Research and Monitoring
We conduct vital research on elephant behaviour and ecology and pioneered GPS radio tracking in Africa to provide fresh insight into the life of elephants. After over 20 years of intensive monitoring the elephants of Samburu are one of the world’s best-studied populations. We also assist in implementing a UN-level programme to monitor the illegal killing of elephants. Our solid scientific data has helped shift international policy towards a better future for the species.
We work with wildlife departments, protected area managers, and communities to assist their efforts to defend elephants against ivory poachers and traffickers. We develop and deploy cutting edge tracking systems to monitor and protect elephants. Through our Elephant Crisis Fund we have supported more than 83 partners in the implementation of over 300 different projects in 40 different countries (July 2020) aimed at stopping the killing, stopping the trafficking, and ending the demand for ivory.

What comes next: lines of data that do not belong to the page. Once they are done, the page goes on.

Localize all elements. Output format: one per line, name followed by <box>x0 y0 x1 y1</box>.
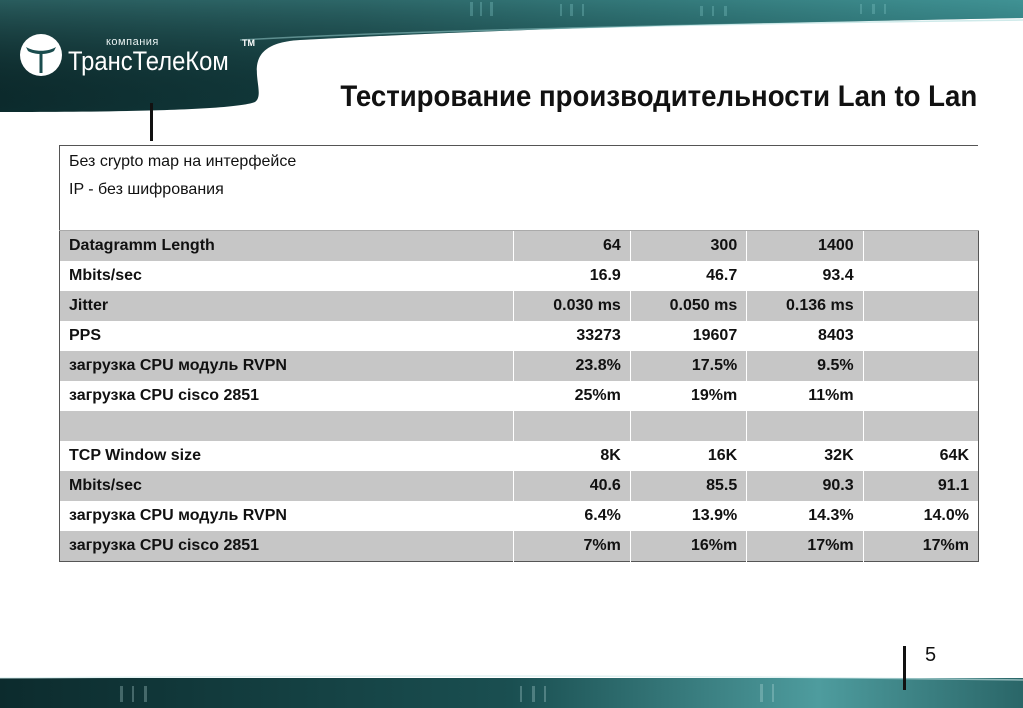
performance-table <box>59 145 979 562</box>
table-row <box>60 411 979 441</box>
row-value: 1400 <box>747 231 863 262</box>
title-accent-bar <box>150 103 153 141</box>
row-label: TCP Window size <box>60 441 514 471</box>
row-label: загрузка CPU cisco 2851 <box>60 531 514 562</box>
table-row <box>60 261 979 291</box>
row-value <box>863 381 978 411</box>
logo-trademark: TM <box>242 38 255 48</box>
row-value <box>863 411 978 441</box>
row-value: 23.8% <box>514 351 630 381</box>
row-value: 6.4% <box>514 501 630 531</box>
table-header-line-1: Без crypto map на интерфейсе <box>69 153 297 170</box>
footer-background <box>0 672 1023 708</box>
row-value: 25%m <box>514 381 630 411</box>
row-label: PPS <box>60 321 514 351</box>
row-value: 8K <box>514 441 630 471</box>
row-label: Datagramm Length <box>60 231 514 262</box>
row-value <box>863 291 978 321</box>
row-value: 19607 <box>630 321 746 351</box>
row-value: 64K <box>863 441 978 471</box>
row-value: 90.3 <box>747 471 863 501</box>
row-value: 40.6 <box>514 471 630 501</box>
row-value <box>863 351 978 381</box>
row-value: 16.9 <box>514 261 630 291</box>
table-row <box>60 321 979 351</box>
table-row <box>60 531 979 562</box>
row-value: 13.9% <box>630 501 746 531</box>
row-value: 14.3% <box>747 501 863 531</box>
row-value: 19%m <box>630 381 746 411</box>
row-value: 46.7 <box>630 261 746 291</box>
row-value: 17%m <box>747 531 863 562</box>
row-value: 0.136 ms <box>747 291 863 321</box>
table-header-line-2: IP - без шифрования <box>69 181 224 198</box>
table-row <box>60 441 979 471</box>
logo-emblem-icon <box>20 34 62 76</box>
row-value: 32K <box>747 441 863 471</box>
row-value: 11%m <box>747 381 863 411</box>
row-value: 300 <box>630 231 746 262</box>
table-row <box>60 471 979 501</box>
row-value: 17%m <box>863 531 978 562</box>
footer-banner <box>0 672 1023 708</box>
row-value: 9.5% <box>747 351 863 381</box>
row-label: Mbits/sec <box>60 261 514 291</box>
row-value: 0.030 ms <box>514 291 630 321</box>
row-value: 85.5 <box>630 471 746 501</box>
table-row <box>60 231 979 262</box>
logo-emblem <box>20 34 62 76</box>
row-value: 14.0% <box>863 501 978 531</box>
row-value <box>747 411 863 441</box>
row-label <box>60 411 514 441</box>
row-value <box>863 321 978 351</box>
row-label: загрузка CPU модуль RVPN <box>60 501 514 531</box>
logo-wordmark: ТрансТелеКом <box>68 46 229 76</box>
row-label: Jitter <box>60 291 514 321</box>
table-row <box>60 381 979 411</box>
row-value <box>863 261 978 291</box>
row-value: 91.1 <box>863 471 978 501</box>
row-label: Mbits/sec <box>60 471 514 501</box>
page-number-accent-bar <box>903 646 906 690</box>
page-number: 5 <box>925 644 937 666</box>
row-value: 8403 <box>747 321 863 351</box>
row-value <box>514 411 630 441</box>
row-value: 0.050 ms <box>630 291 746 321</box>
table-row <box>60 501 979 531</box>
table-row <box>60 351 979 381</box>
row-value: 16K <box>630 441 746 471</box>
row-value <box>863 231 978 262</box>
row-value: 17.5% <box>630 351 746 381</box>
row-value: 64 <box>514 231 630 262</box>
row-label: загрузка CPU cisco 2851 <box>60 381 514 411</box>
row-value <box>630 411 746 441</box>
company-logo <box>20 30 260 82</box>
row-label: загрузка CPU модуль RVPN <box>60 351 514 381</box>
table-header-cell <box>60 146 979 231</box>
slide-title: Тестирование производительности Lan to Lan <box>340 80 977 113</box>
table-header-row <box>60 146 979 231</box>
table-row <box>60 291 979 321</box>
row-value: 33273 <box>514 321 630 351</box>
logo-subtitle: компания <box>106 36 159 48</box>
row-value: 16%m <box>630 531 746 562</box>
row-value: 93.4 <box>747 261 863 291</box>
row-value: 7%m <box>514 531 630 562</box>
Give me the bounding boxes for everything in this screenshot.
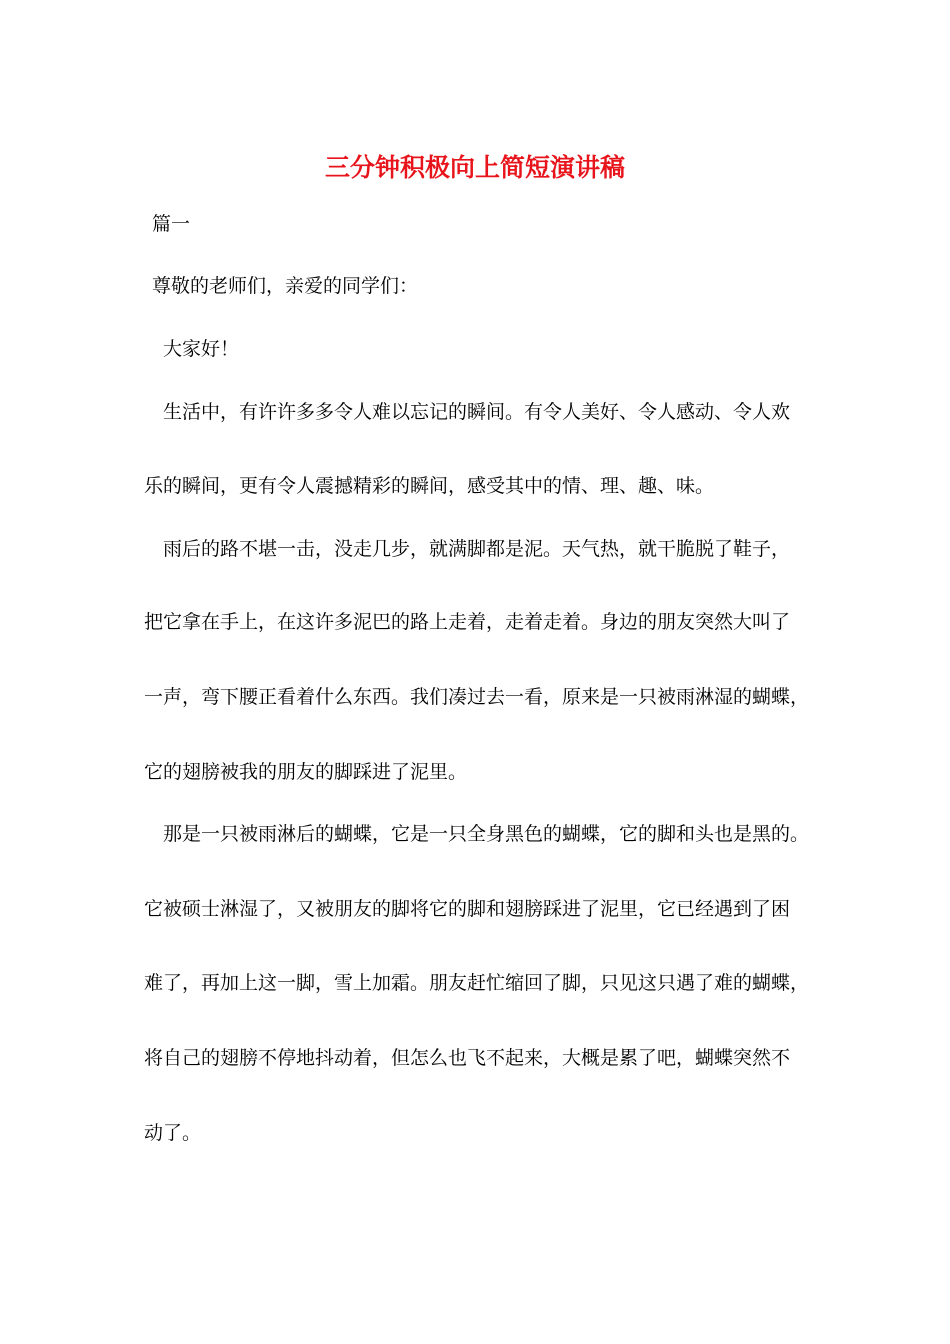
paragraph-2-line-4: 它的翅膀被我的朋友的脚踩进了泥里。 bbox=[144, 761, 468, 783]
section-label: 篇一 bbox=[152, 213, 191, 235]
paragraph-3-line-5: 动了。 bbox=[144, 1122, 202, 1144]
document-title: 三分钟积极向上简短演讲稿 bbox=[324, 153, 625, 182]
paragraph-3-line-1: 那是一只被雨淋后的蝴蝶，它是一只全身黑色的蝴蝶，它的脚和头也是黑的。 bbox=[163, 823, 810, 845]
greeting: 大家好！ bbox=[163, 338, 240, 360]
salutation: 尊敬的老师们，亲爱的同学们： bbox=[152, 275, 419, 297]
paragraph-3-line-2: 它被硕士淋湿了，又被朋友的脚将它的脚和翅膀踩进了泥里，它已经遇到了困 bbox=[144, 898, 791, 920]
paragraph-1-line-2: 乐的瞬间，更有令人震撼精彩的瞬间，感受其中的情、理、趣、味。 bbox=[144, 475, 715, 497]
paragraph-3-line-4: 将自己的翅膀不停地抖动着，但怎么也飞不起来，大概是累了吧，蝴蝶突然不 bbox=[144, 1047, 791, 1069]
paragraph-1-line-1: 生活中，有许许多多令人难以忘记的瞬间。有令人美好、令人感动、令人欢 bbox=[163, 401, 791, 423]
paragraph-2-line-3: 一声，弯下腰正看着什么东西。我们凑过去一看，原来是一只被雨淋湿的蝴蝶， bbox=[144, 686, 810, 708]
paragraph-2-line-2: 把它拿在手上，在这许多泥巴的路上走着，走着走着。身边的朋友突然大叫了 bbox=[144, 611, 791, 633]
paragraph-3-line-3: 难了，再加上这一脚，雪上加霜。朋友赶忙缩回了脚，只见这只遇了难的蝴蝶， bbox=[144, 972, 810, 994]
paragraph-2-line-1: 雨后的路不堪一击，没走几步，就满脚都是泥。天气热，就干脆脱了鞋子， bbox=[163, 538, 791, 560]
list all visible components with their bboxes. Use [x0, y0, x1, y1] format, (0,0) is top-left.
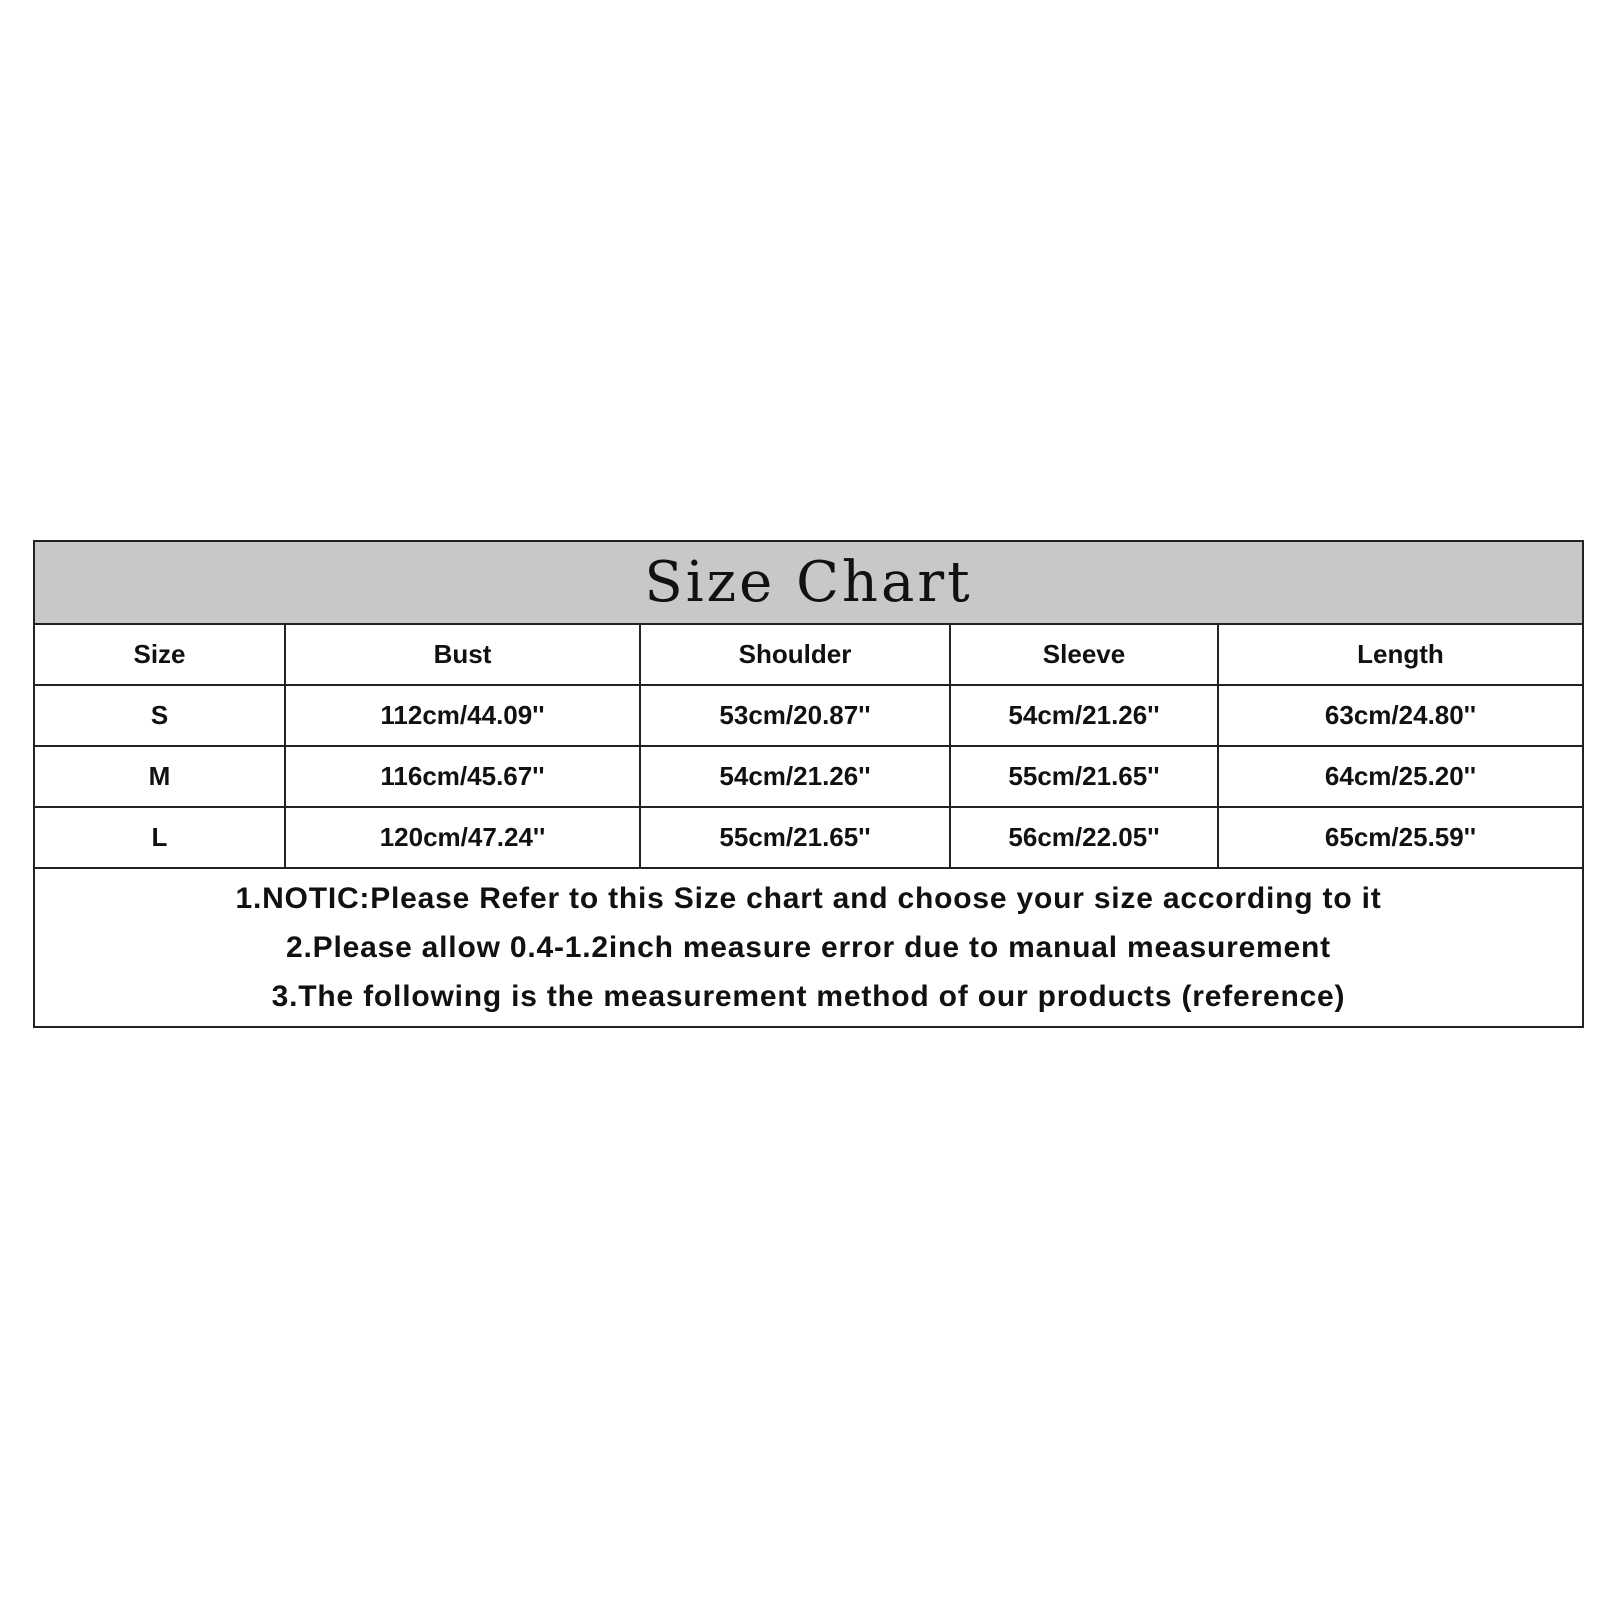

Africa’s human population is set to double by 2050, creating enormous pressures for elephants. As farmland spreads and infrastructure developments fragment habitat, elephants are being forced into increasing conflict with people. STE provides information on elephant movements for landscape planners to protect rangeland and creates innovative solutions to prevent elephants from raiding crops, such as our Elephants & Bees project.
Spreading Awareness Globally
Elephants are intelligent creatures with complex levels of consciousness with a profound role in human cultures as well as African ecosystems. We share our awareness of their importance both locally and internationally through films, publications, a computerised elephant library, a news service, social networks and our website. We involve local people in research and education to develop a conservation ethic based on local knowledge and elephant needs, and recognize that the best ambassadors for elephants are the people with whom they share their land.